Misconceptions About Statistics
Small sample sizes can generate insights in the same ways that large samples can. What is the threshold between “small” datasets and “large” datasets anyways? A small sample for Amazon could be 10,000 transactions (out of 26.5 million transactions per day) while that same number of samples could make up a much larger proportion of books checked out per year at the San Diego Library. One example of a statistical test for small sets is Fisher’s exact test. This method of testing independence within samples is preferred when observations number less than 1,000.
Visual representations of data are enough to determine significant differences.
Flashy presentations include visually striking plots and graphs for a reason: they are easily interpretable at a quick glance. However, simply showing a large amount of white space between two bars in a bar chart is not enough to prove the value of a visualization. Without proper scales of reference, differences in color or shape is not enough to demonstrate properly the gravity of results. The pie chart is often singled out as one of the worst ways to display information simply because an observer has no quantitative way to differentiate slices outside of “This looks bigger,” or “Wow! I can’t even see that!”

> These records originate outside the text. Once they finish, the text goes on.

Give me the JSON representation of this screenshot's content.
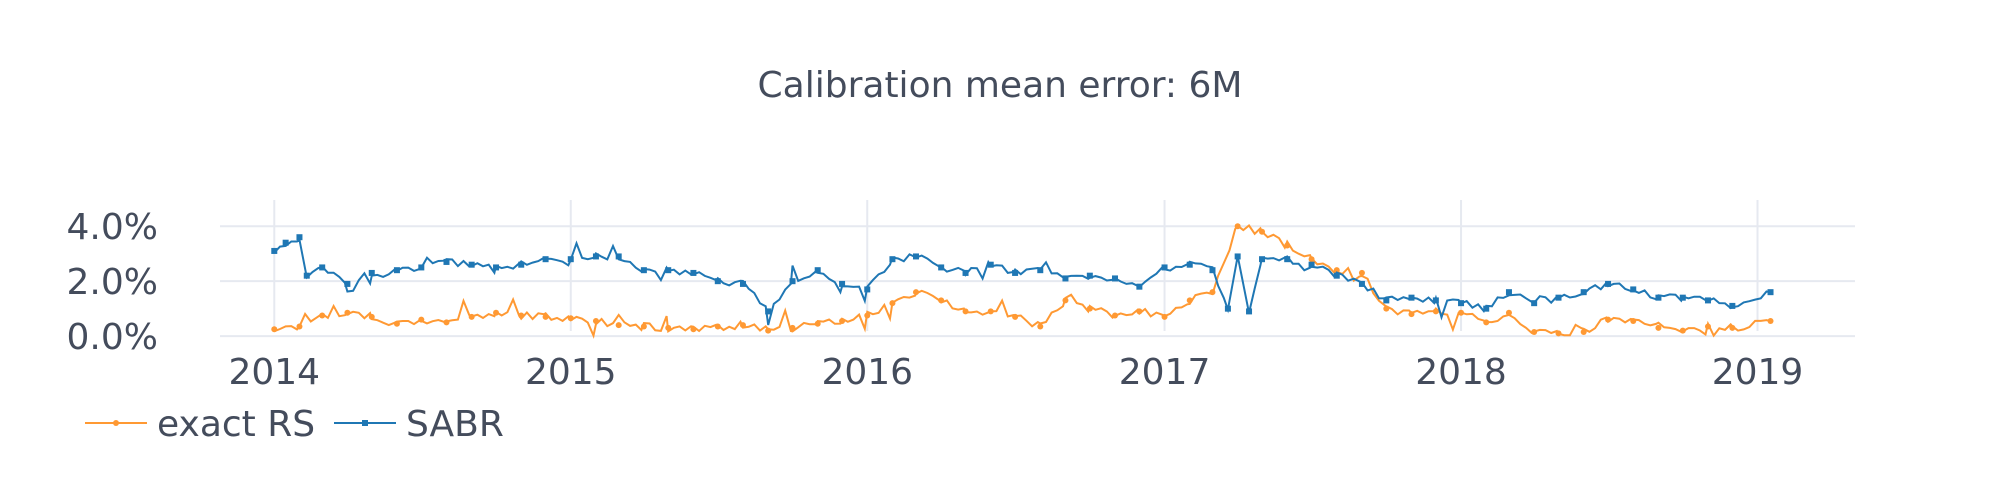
{
  "chart_data": {
    "type": "line",
    "title": "Calibration mean error: 6M",
    "xlabel": "",
    "ylabel": "",
    "x_start": "2014-01-01",
    "x_end": "2019-01-17",
    "xlim": [
      "2013-08-01",
      "2019-05-01"
    ],
    "ylim": [
      -0.25,
      5.5
    ],
    "x_ticks": [
      "2014",
      "2015",
      "2016",
      "2017",
      "2018",
      "2019"
    ],
    "y_ticks": [
      "0.0%",
      "2.0%",
      "4.0%"
    ],
    "grid": true,
    "legend_position": "bottom-left",
    "series": [
      {
        "name": "exact RS",
        "color": "#ff9933",
        "knots": [
          [
            "2014-01-01",
            0.25
          ],
          [
            "2014-02-01",
            0.35
          ],
          [
            "2014-03-01",
            0.75
          ],
          [
            "2014-04-01",
            0.85
          ],
          [
            "2014-05-01",
            0.7
          ],
          [
            "2014-06-01",
            0.45
          ],
          [
            "2014-07-01",
            0.6
          ],
          [
            "2014-08-01",
            0.5
          ],
          [
            "2014-09-01",
            0.7
          ],
          [
            "2014-10-01",
            0.85
          ],
          [
            "2014-11-01",
            0.75
          ],
          [
            "2014-12-01",
            0.7
          ],
          [
            "2015-01-01",
            0.65
          ],
          [
            "2015-02-01",
            0.55
          ],
          [
            "2015-03-01",
            0.4
          ],
          [
            "2015-04-01",
            0.35
          ],
          [
            "2015-05-01",
            0.3
          ],
          [
            "2015-06-01",
            0.25
          ],
          [
            "2015-07-01",
            0.35
          ],
          [
            "2015-08-01",
            0.4
          ],
          [
            "2015-09-01",
            0.2
          ],
          [
            "2015-10-01",
            0.3
          ],
          [
            "2015-11-01",
            0.45
          ],
          [
            "2015-12-01",
            0.55
          ],
          [
            "2016-01-01",
            0.75
          ],
          [
            "2016-02-01",
            1.2
          ],
          [
            "2016-03-01",
            1.6
          ],
          [
            "2016-04-01",
            1.3
          ],
          [
            "2016-05-01",
            0.9
          ],
          [
            "2016-06-01",
            0.9
          ],
          [
            "2016-07-01",
            0.7
          ],
          [
            "2016-08-01",
            0.35
          ],
          [
            "2016-09-01",
            1.3
          ],
          [
            "2016-10-01",
            1.0
          ],
          [
            "2016-11-01",
            0.75
          ],
          [
            "2016-12-01",
            0.9
          ],
          [
            "2017-01-01",
            0.7
          ],
          [
            "2017-02-01",
            1.3
          ],
          [
            "2017-03-01",
            1.6
          ],
          [
            "2017-04-01",
            4.0
          ],
          [
            "2017-05-01",
            3.8
          ],
          [
            "2017-06-01",
            3.3
          ],
          [
            "2017-07-01",
            2.8
          ],
          [
            "2017-08-01",
            2.4
          ],
          [
            "2017-09-01",
            2.3
          ],
          [
            "2017-10-01",
            1.0
          ],
          [
            "2017-11-01",
            0.8
          ],
          [
            "2017-12-01",
            0.9
          ],
          [
            "2018-01-01",
            0.85
          ],
          [
            "2018-02-01",
            0.5
          ],
          [
            "2018-03-01",
            0.85
          ],
          [
            "2018-04-01",
            0.15
          ],
          [
            "2018-05-01",
            0.1
          ],
          [
            "2018-06-01",
            0.15
          ],
          [
            "2018-07-01",
            0.6
          ],
          [
            "2018-08-01",
            0.55
          ],
          [
            "2018-09-01",
            0.3
          ],
          [
            "2018-10-01",
            0.2
          ],
          [
            "2018-11-01",
            0.35
          ],
          [
            "2018-12-01",
            0.3
          ],
          [
            "2019-01-17",
            0.55
          ]
        ]
      },
      {
        "name": "SABR",
        "color": "#1f77b4",
        "knots": [
          [
            "2014-01-01",
            3.1
          ],
          [
            "2014-01-15",
            3.4
          ],
          [
            "2014-02-01",
            3.6
          ],
          [
            "2014-02-10",
            2.2
          ],
          [
            "2014-03-01",
            2.5
          ],
          [
            "2014-04-01",
            1.9
          ],
          [
            "2014-05-01",
            2.3
          ],
          [
            "2014-06-01",
            2.4
          ],
          [
            "2014-07-01",
            2.5
          ],
          [
            "2014-08-01",
            2.7
          ],
          [
            "2014-09-01",
            2.6
          ],
          [
            "2014-10-01",
            2.5
          ],
          [
            "2014-11-01",
            2.6
          ],
          [
            "2014-12-01",
            2.8
          ],
          [
            "2015-01-01",
            2.8
          ],
          [
            "2015-02-01",
            2.9
          ],
          [
            "2015-03-01",
            2.9
          ],
          [
            "2015-04-01",
            2.4
          ],
          [
            "2015-05-01",
            2.4
          ],
          [
            "2015-06-01",
            2.3
          ],
          [
            "2015-07-01",
            2.0
          ],
          [
            "2015-08-01",
            1.9
          ],
          [
            "2015-09-01",
            0.9
          ],
          [
            "2015-10-01",
            2.0
          ],
          [
            "2015-11-01",
            2.4
          ],
          [
            "2015-12-01",
            1.9
          ],
          [
            "2016-01-01",
            1.7
          ],
          [
            "2016-02-01",
            2.8
          ],
          [
            "2016-03-01",
            2.9
          ],
          [
            "2016-04-01",
            2.5
          ],
          [
            "2016-05-01",
            2.3
          ],
          [
            "2016-06-01",
            2.6
          ],
          [
            "2016-07-01",
            2.3
          ],
          [
            "2016-08-01",
            2.4
          ],
          [
            "2016-09-01",
            2.1
          ],
          [
            "2016-10-01",
            2.2
          ],
          [
            "2016-11-01",
            2.1
          ],
          [
            "2016-12-01",
            1.8
          ],
          [
            "2017-01-01",
            2.5
          ],
          [
            "2017-02-01",
            2.6
          ],
          [
            "2017-03-01",
            2.4
          ],
          [
            "2017-03-20",
            1.0
          ],
          [
            "2017-04-01",
            2.9
          ],
          [
            "2017-04-15",
            0.9
          ],
          [
            "2017-05-01",
            2.8
          ],
          [
            "2017-06-01",
            2.8
          ],
          [
            "2017-07-01",
            2.6
          ],
          [
            "2017-08-01",
            2.2
          ],
          [
            "2017-09-01",
            1.9
          ],
          [
            "2017-10-01",
            1.3
          ],
          [
            "2017-11-01",
            1.4
          ],
          [
            "2017-12-01",
            1.3
          ],
          [
            "2018-01-01",
            1.2
          ],
          [
            "2018-02-01",
            1.0
          ],
          [
            "2018-03-01",
            1.6
          ],
          [
            "2018-04-01",
            1.2
          ],
          [
            "2018-05-01",
            1.4
          ],
          [
            "2018-06-01",
            1.6
          ],
          [
            "2018-07-01",
            1.9
          ],
          [
            "2018-08-01",
            1.7
          ],
          [
            "2018-09-01",
            1.4
          ],
          [
            "2018-10-01",
            1.4
          ],
          [
            "2018-11-01",
            1.3
          ],
          [
            "2018-12-01",
            1.1
          ],
          [
            "2019-01-17",
            1.6
          ]
        ]
      }
    ]
  }
}
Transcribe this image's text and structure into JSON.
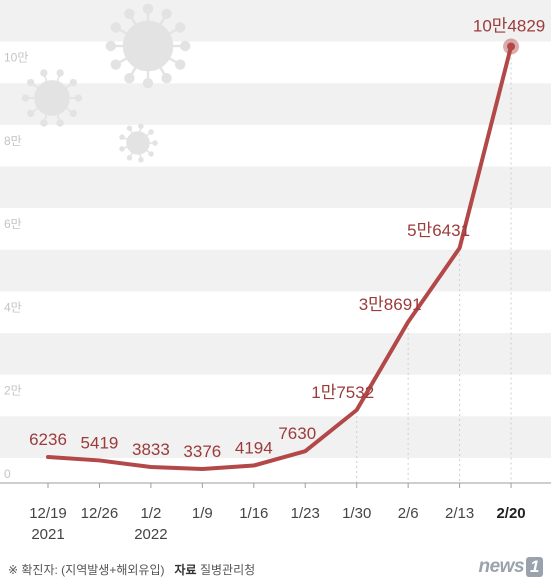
{
  "chart_data": {
    "type": "line",
    "categories": [
      "12/19",
      "12/26",
      "1/2",
      "1/9",
      "1/16",
      "1/23",
      "1/30",
      "2/6",
      "2/13",
      "2/20"
    ],
    "year_labels": [
      "2021",
      "",
      "2022",
      "",
      "",
      "",
      "",
      "",
      "",
      ""
    ],
    "values": [
      6236,
      5419,
      3833,
      3376,
      4194,
      7630,
      17532,
      38691,
      56431,
      104829
    ],
    "data_labels": [
      "6236",
      "5419",
      "3833",
      "3376",
      "4194",
      "7630",
      "1만7532",
      "3만8691",
      "5만6431",
      "10만4829"
    ],
    "yticks": [
      0,
      20000,
      40000,
      60000,
      80000,
      100000
    ],
    "ytick_labels": [
      "0",
      "2만",
      "4만",
      "6만",
      "8만",
      "10만"
    ],
    "ylim": [
      0,
      116000
    ],
    "highlight_last": true,
    "grid": "alternating bands",
    "line_color": "#b24848",
    "label_color": "#9b3b3b",
    "band_color": "#f1f1f1"
  },
  "footer": {
    "note_prefix": "※ 확진자: (지역발생+해외유입)",
    "source_label": "자료",
    "source": "질병관리청"
  },
  "logo": {
    "text": "news",
    "mark": "1"
  }
}
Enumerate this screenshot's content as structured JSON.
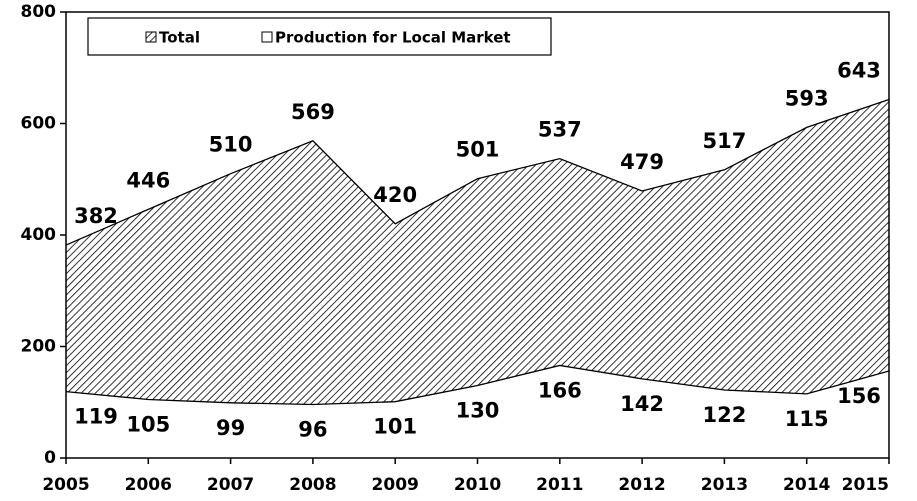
{
  "chart_data": {
    "type": "area",
    "x": [
      2005,
      2006,
      2007,
      2008,
      2009,
      2010,
      2011,
      2012,
      2013,
      2014,
      2015
    ],
    "xlim": [
      2005,
      2015
    ],
    "xticks": [
      2005,
      2006,
      2007,
      2008,
      2009,
      2010,
      2011,
      2012,
      2013,
      2014,
      2015
    ],
    "ylim": [
      0,
      800
    ],
    "yticks": [
      0,
      200,
      400,
      600,
      800
    ],
    "legend": "top",
    "series": [
      {
        "name": "Total",
        "color": "#000000",
        "pattern": "hatch",
        "values": [
          382,
          446,
          510,
          569,
          420,
          501,
          537,
          479,
          517,
          593,
          643
        ]
      },
      {
        "name": "Production for Local Market",
        "color": "#ffffff",
        "values": [
          119,
          105,
          99,
          96,
          101,
          130,
          166,
          142,
          122,
          115,
          156
        ]
      }
    ]
  }
}
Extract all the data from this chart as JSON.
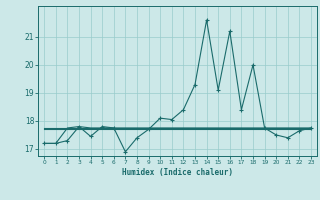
{
  "xlabel": "Humidex (Indice chaleur)",
  "background_color": "#cce8e8",
  "grid_color": "#99cccc",
  "line_color": "#1a6b6b",
  "x": [
    0,
    1,
    2,
    3,
    4,
    5,
    6,
    7,
    8,
    9,
    10,
    11,
    12,
    13,
    14,
    15,
    16,
    17,
    18,
    19,
    20,
    21,
    22,
    23
  ],
  "y_main": [
    17.2,
    17.2,
    17.3,
    17.8,
    17.45,
    17.8,
    17.75,
    16.9,
    17.4,
    17.7,
    18.1,
    18.05,
    18.4,
    19.3,
    21.6,
    19.1,
    21.2,
    18.4,
    20.0,
    17.75,
    17.5,
    17.4,
    17.65,
    17.75
  ],
  "y_ref1": [
    17.2,
    17.2,
    17.75,
    17.8,
    17.75,
    17.75,
    17.75,
    17.75,
    17.75,
    17.75,
    17.75,
    17.75,
    17.75,
    17.75,
    17.75,
    17.75,
    17.75,
    17.75,
    17.75,
    17.75,
    17.75,
    17.75,
    17.75,
    17.75
  ],
  "y_ref2": [
    17.75,
    17.75,
    17.75,
    17.75,
    17.75,
    17.75,
    17.75,
    17.75,
    17.75,
    17.75,
    17.75,
    17.75,
    17.75,
    17.75,
    17.75,
    17.75,
    17.75,
    17.75,
    17.75,
    17.75,
    17.75,
    17.75,
    17.75,
    17.75
  ],
  "y_ref3": [
    17.7,
    17.7,
    17.7,
    17.7,
    17.7,
    17.7,
    17.7,
    17.7,
    17.7,
    17.7,
    17.7,
    17.7,
    17.7,
    17.7,
    17.7,
    17.7,
    17.7,
    17.7,
    17.7,
    17.7,
    17.7,
    17.7,
    17.7,
    17.7
  ],
  "ylim": [
    16.75,
    22.1
  ],
  "yticks": [
    17,
    18,
    19,
    20,
    21
  ],
  "xlim": [
    -0.5,
    23.5
  ],
  "xticks": [
    0,
    1,
    2,
    3,
    4,
    5,
    6,
    7,
    8,
    9,
    10,
    11,
    12,
    13,
    14,
    15,
    16,
    17,
    18,
    19,
    20,
    21,
    22,
    23
  ],
  "figsize": [
    3.2,
    2.0
  ],
  "dpi": 100
}
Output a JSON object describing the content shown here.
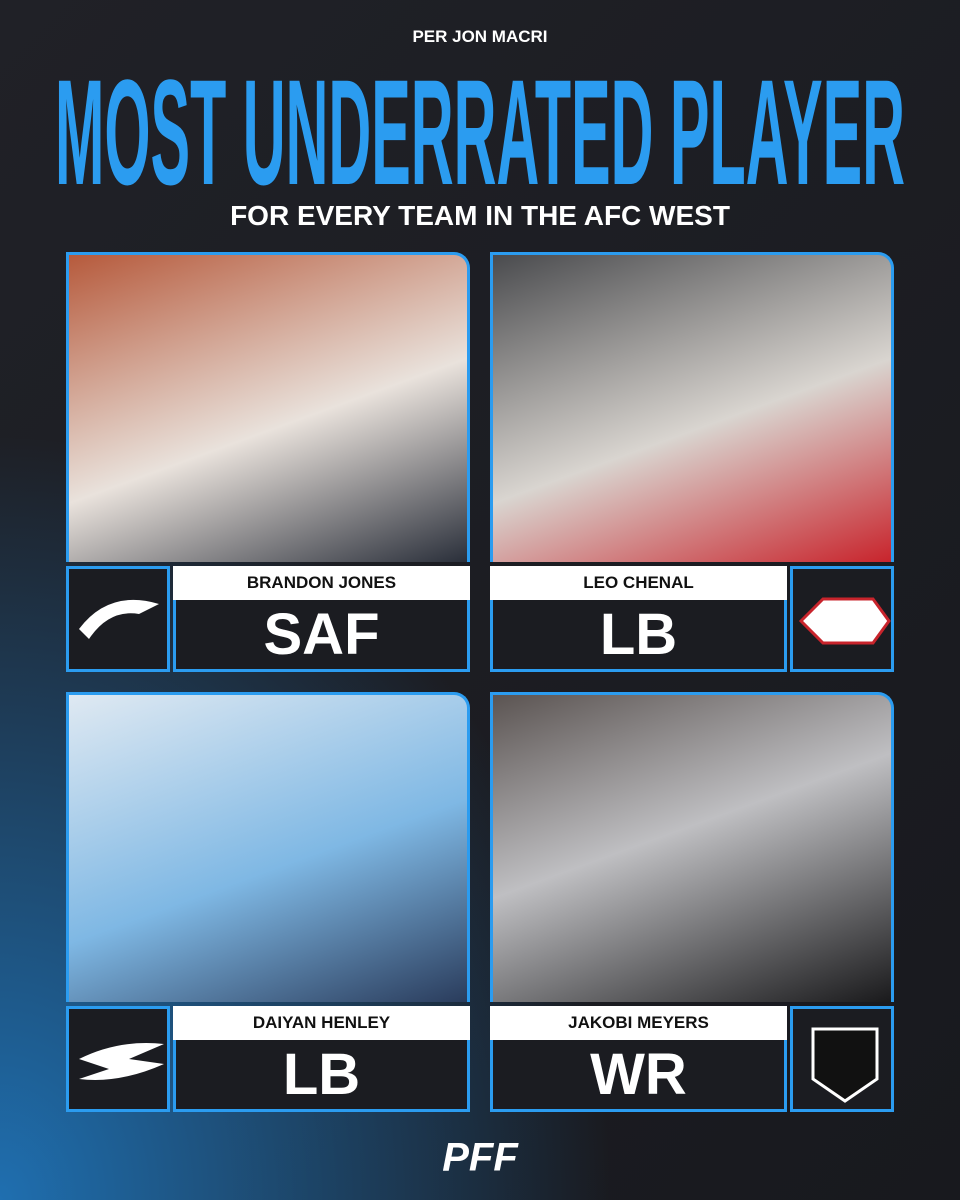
{
  "header": {
    "credit": "PER JON MACRI",
    "title": "MOST UNDERRATED PLAYER",
    "subtitle": "FOR EVERY TEAM IN THE AFC WEST"
  },
  "cards": [
    {
      "name": "BRANDON JONES",
      "position": "SAF",
      "team": "broncos"
    },
    {
      "name": "LEO CHENAL",
      "position": "LB",
      "team": "chiefs"
    },
    {
      "name": "DAIYAN HENLEY",
      "position": "LB",
      "team": "chargers"
    },
    {
      "name": "JAKOBI MEYERS",
      "position": "WR",
      "team": "raiders"
    }
  ],
  "footer": {
    "brand": "PFF"
  }
}
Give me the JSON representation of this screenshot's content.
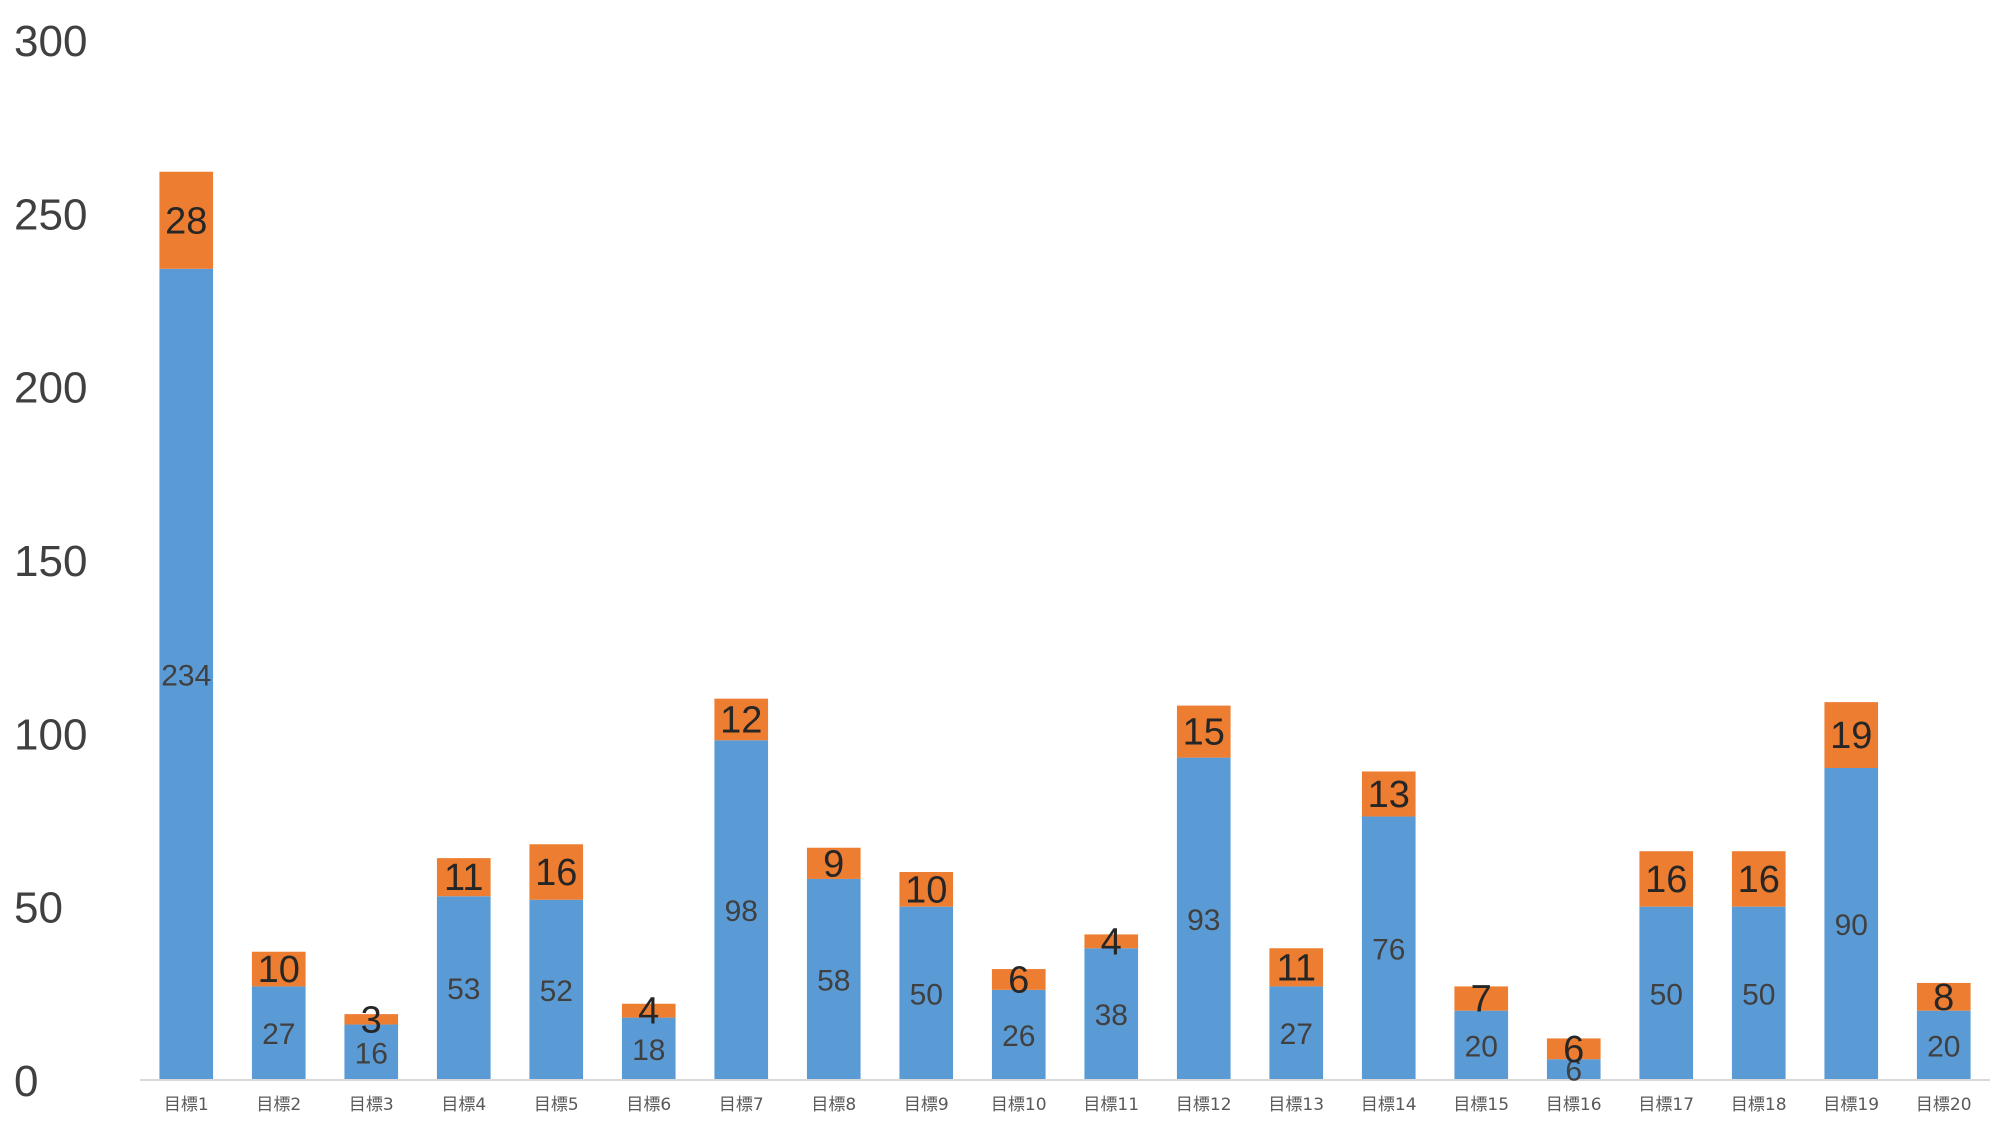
{
  "chart_data": {
    "type": "bar",
    "stacked": true,
    "categories": [
      "目標1",
      "目標2",
      "目標3",
      "目標4",
      "目標5",
      "目標6",
      "目標7",
      "目標8",
      "目標9",
      "目標10",
      "目標11",
      "目標12",
      "目標13",
      "目標14",
      "目標15",
      "目標16",
      "目標17",
      "目標18",
      "目標19",
      "目標20"
    ],
    "series": [
      {
        "values": [
          234,
          27,
          16,
          53,
          52,
          18,
          98,
          58,
          50,
          26,
          38,
          93,
          27,
          76,
          20,
          6,
          50,
          50,
          90,
          20
        ],
        "color": "#5B9BD5"
      },
      {
        "values": [
          28,
          10,
          3,
          11,
          16,
          4,
          12,
          9,
          10,
          6,
          4,
          15,
          11,
          13,
          7,
          6,
          16,
          16,
          19,
          8
        ],
        "color": "#ED7D31"
      }
    ],
    "ylim": [
      0,
      300
    ],
    "yticks": [
      "0",
      "50",
      "100",
      "150",
      "200",
      "250",
      "300"
    ],
    "grid": false,
    "legend": "none"
  }
}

P-values are crucial for every analysis!
While p-values can be a good way to lend credibility to claims represented by visualizations, they are not the only important outcome of a statistical analysis. P-values can also indicate how incompatible the data is with the developed model. The p-statistic is only used to either reject or fail to reject the null hypothesis with the given information. Simply demonstrating a small p-value says nothing to the strength of a relationship.
Machine learning and statistics are intrinsically linked. However, like when comparing a square to a rectangle, machine learning is always based on statistics, but statistics is not always machine learning. Combining these tools in their base forms can generate in-depth insights from pools of data. However, the machine learning or statistical model is only as good as the practitioner who deployed it. It is important to keep in mind that a comprehensive understanding and familiarity with the data is key to choosing the most appropriate tools for the problem.